The seat-yourself system means there's sometimes a wait, but service is quick, and at lunch on a Saturday, our wait was short. Servers immediately dole out little Dixie cups of water and get to your order. The menu has some options that don't include cheese - like shrimp, steak, cod, chicken and tuna salad - but why bother when there's cheese?
So you know how when you're making a grilled cheese and some of it spills out a little onto the pan so the edges get crispy? Well, Shady Glen does that with an entire piece of cheese. So if you just want a side of cheese (which we did) for $1.95 you can get four pieces of orange-colored cheese on a plate, fried to a crisp. The bottom, which had adhered to the grill, is smooth and golden brown, while the top is beaded from bubbling on the grill and still a tiny bit gooey. This is undoubtedly the best way to experience a piece of plain, old-fashioned American cheese.

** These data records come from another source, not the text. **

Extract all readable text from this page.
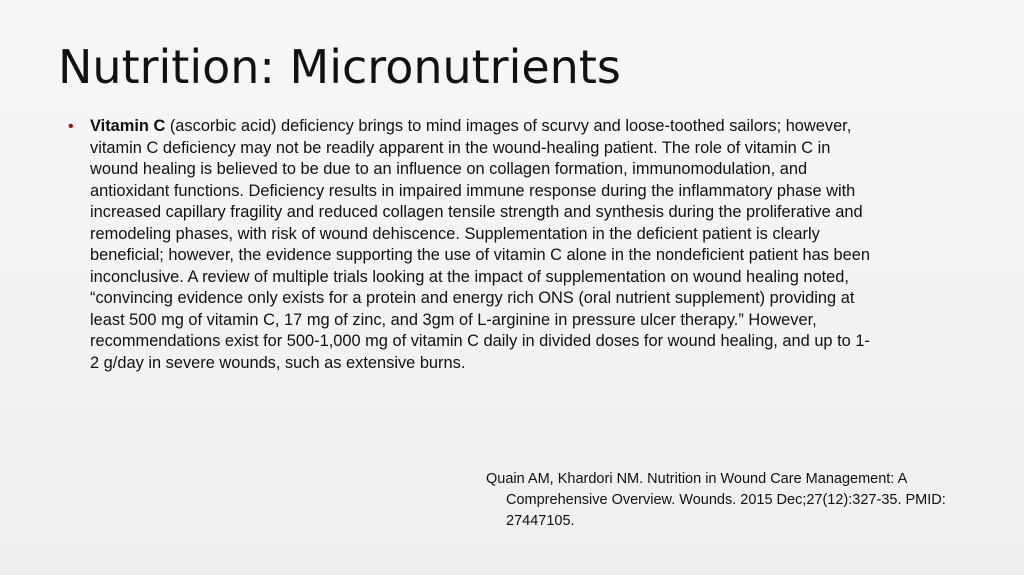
Nutrition: Micronutrients
• Vitamin C (ascorbic acid) deficiency brings to mind images of scurvy and loose-toothed sailors; however, vitamin C deficiency may not be readily apparent in the wound-healing patient. The role of vitamin C in wound healing is believed to be due to an influence on collagen formation, immunomodulation, and antioxidant functions. Deficiency results in impaired immune response during the inflammatory phase with increased capillary fragility and reduced collagen tensile strength and synthesis during the proliferative and remodeling phases, with risk of wound dehiscence. Supplementation in the deficient patient is clearly beneficial; however, the evidence supporting the use of vitamin C alone in the nondeficient patient has been inconclusive. A review of multiple trials looking at the impact of supplementation on wound healing noted, “convincing evidence only exists for a protein and energy rich ONS (oral nutrient supplement) providing at least 500 mg of vitamin C, 17 mg of zinc, and 3gm of L-arginine in pressure ulcer therapy.” However, recommendations exist for 500-1,000 mg of vitamin C daily in divided doses for wound healing, and up to 1-2 g/day in severe wounds, such as extensive burns.
Quain AM, Khardori NM. Nutrition in Wound Care Management: A Comprehensive Overview. Wounds. 2015 Dec;27(12):327-35. PMID: 27447105.
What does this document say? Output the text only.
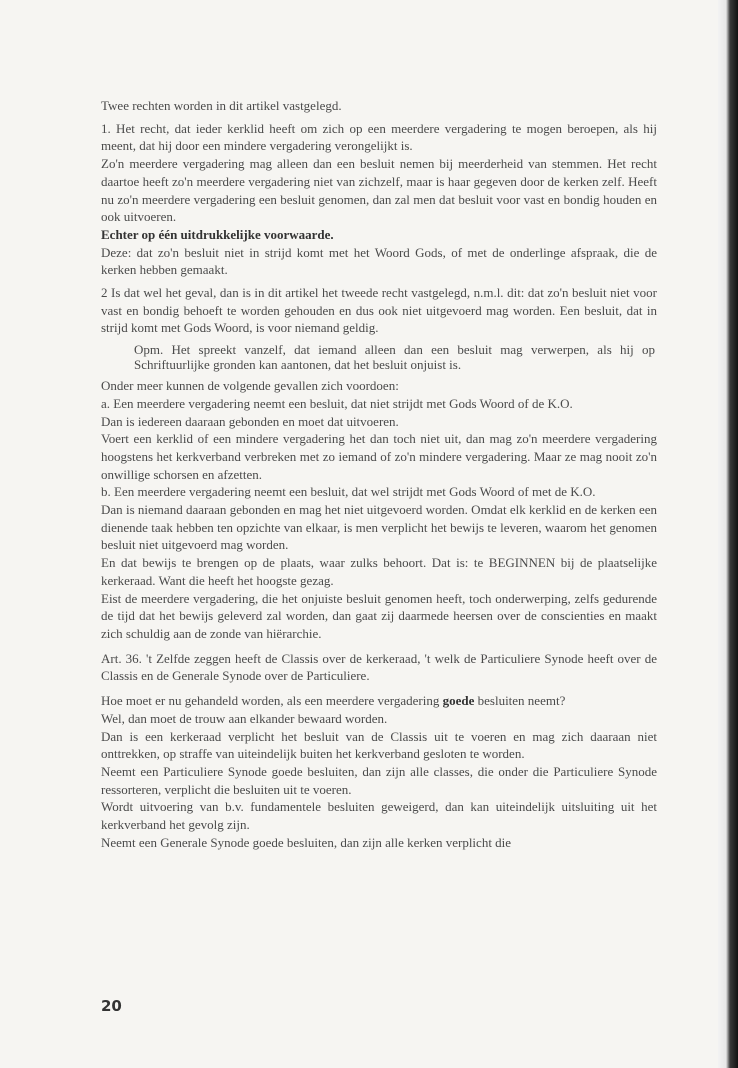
Twee rechten worden in dit artikel vastgelegd.

1. Het recht, dat ieder kerklid heeft om zich op een meerdere vergadering te mogen beroepen, als hij meent, dat hij door een mindere vergadering verongelijkt is.

Zo'n meerdere vergadering mag alleen dan een besluit nemen bij meerderheid van stemmen. Het recht daartoe heeft zo'n meerdere vergadering niet van zichzelf, maar is haar gegeven door de kerken zelf. Heeft nu zo'n meerdere vergadering een besluit genomen, dan zal men dat besluit voor vast en bondig houden en ook uitvoeren.

Echter op één uitdrukkelijke voorwaarde.

Deze: dat zo'n besluit niet in strijd komt met het Woord Gods, of met de onderlinge afspraak, die de kerken hebben gemaakt.

2 Is dat wel het geval, dan is in dit artikel het tweede recht vastgelegd, n.m.l. dit: dat zo'n besluit niet voor vast en bondig behoeft te worden gehouden en dus ook niet uitgevoerd mag worden. Een besluit, dat in strijd komt met Gods Woord, is voor niemand geldig.

Opm. Het spreekt vanzelf, dat iemand alleen dan een besluit mag verwerpen, als hij op Schriftuurlijke gronden kan aantonen, dat het besluit onjuist is.

Onder meer kunnen de volgende gevallen zich voordoen:

a. Een meerdere vergadering neemt een besluit, dat niet strijdt met Gods Woord of de K.O.

Dan is iedereen daaraan gebonden en moet dat uitvoeren.

Voert een kerklid of een mindere vergadering het dan toch niet uit, dan mag zo'n meerdere vergadering hoogstens het kerkverband verbreken met zo iemand of zo'n mindere vergadering. Maar ze mag nooit zo'n onwillige schorsen en afzetten.

b. Een meerdere vergadering neemt een besluit, dat wel strijdt met Gods Woord of met de K.O.

Dan is niemand daaraan gebonden en mag het niet uitgevoerd worden. Omdat elk kerklid en de kerken een dienende taak hebben ten opzichte van elkaar, is men verplicht het bewijs te leveren, waarom het genomen besluit niet uitgevoerd mag worden.

En dat bewijs te brengen op de plaats, waar zulks behoort. Dat is: te BEGINNEN bij de plaatselijke kerkeraad. Want die heeft het hoogste gezag.

Eist de meerdere vergadering, die het onjuiste besluit genomen heeft, toch onderwerping, zelfs gedurende de tijd dat het bewijs geleverd zal worden, dan gaat zij daarmede heersen over de conscienties en maakt zich schuldig aan de zonde van hiërarchie.

Art. 36. 't Zelfde zeggen heeft de Classis over de kerkeraad, 't welk de Particuliere Synode heeft over de Classis en de Generale Synode over de Particuliere.

Hoe moet er nu gehandeld worden, als een meerdere vergadering goede besluiten neemt?

Wel, dan moet de trouw aan elkander bewaard worden.

Dan is een kerkeraad verplicht het besluit van de Classis uit te voeren en mag zich daaraan niet onttrekken, op straffe van uiteindelijk buiten het kerkverband gesloten te worden.

Neemt een Particuliere Synode goede besluiten, dan zijn alle classes, die onder die Particuliere Synode ressorteren, verplicht die besluiten uit te voeren.

Wordt uitvoering van b.v. fundamentele besluiten geweigerd, dan kan uiteindelijk uitsluiting uit het kerkverband het gevolg zijn.

Neemt een Generale Synode goede besluiten, dan zijn alle kerken verplicht die

20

But if you want a real meal, get it on the cheeseburger, ($5.75). The burger itself is good, but very basic, small and grilled on a white bun. But the cheese on it melts between the burger and bun and extends in four large crispy corners. The main dilemma is whether to break off the corners and eat them by themselves or fold them into the burger for extra cheesiness and crunch. You can also add your own condiments (ketchup, yellow mustard, onions and relish).
We also tried the cheesefurter ($4.10). The hot dog is also straightforward grilled fare that probably could have been browned a bit more. It also features the mix of melted and crispy cheese but is a little light on the crispy part. Getting the grilled cheese ($3.35) with crispy cheese and bacon seemed like a good idea (so, really, a crispy cheese sandwich), but it wasn't melted into the bread and therefore was too dry.
You can get most of these as part of a platter, with fries and coleslaw, but the fries are crinkle-cut and don't have much flavor. The onion rings ($3.30), however, are thick and crunchy. The saltiness is perfectly complemented by a sweet milkshake.
Their homemade ice cream is definitely worth saving room for - or you can buy a gallon to take home. They have seasonal flavors like pumpkin in the fall and eggnog in the winter. Served in a metal dish on a white doily, the chocolate almond joy and chocolate caramel crunch were both rich and creamy, with the ingredients distributed in small bits, so you get them all in each bite.
Shady Glen, as I remembered, lived up to my cheese expectations, as long as you stick with the basics. Try it now, just in case the cheese-haters win.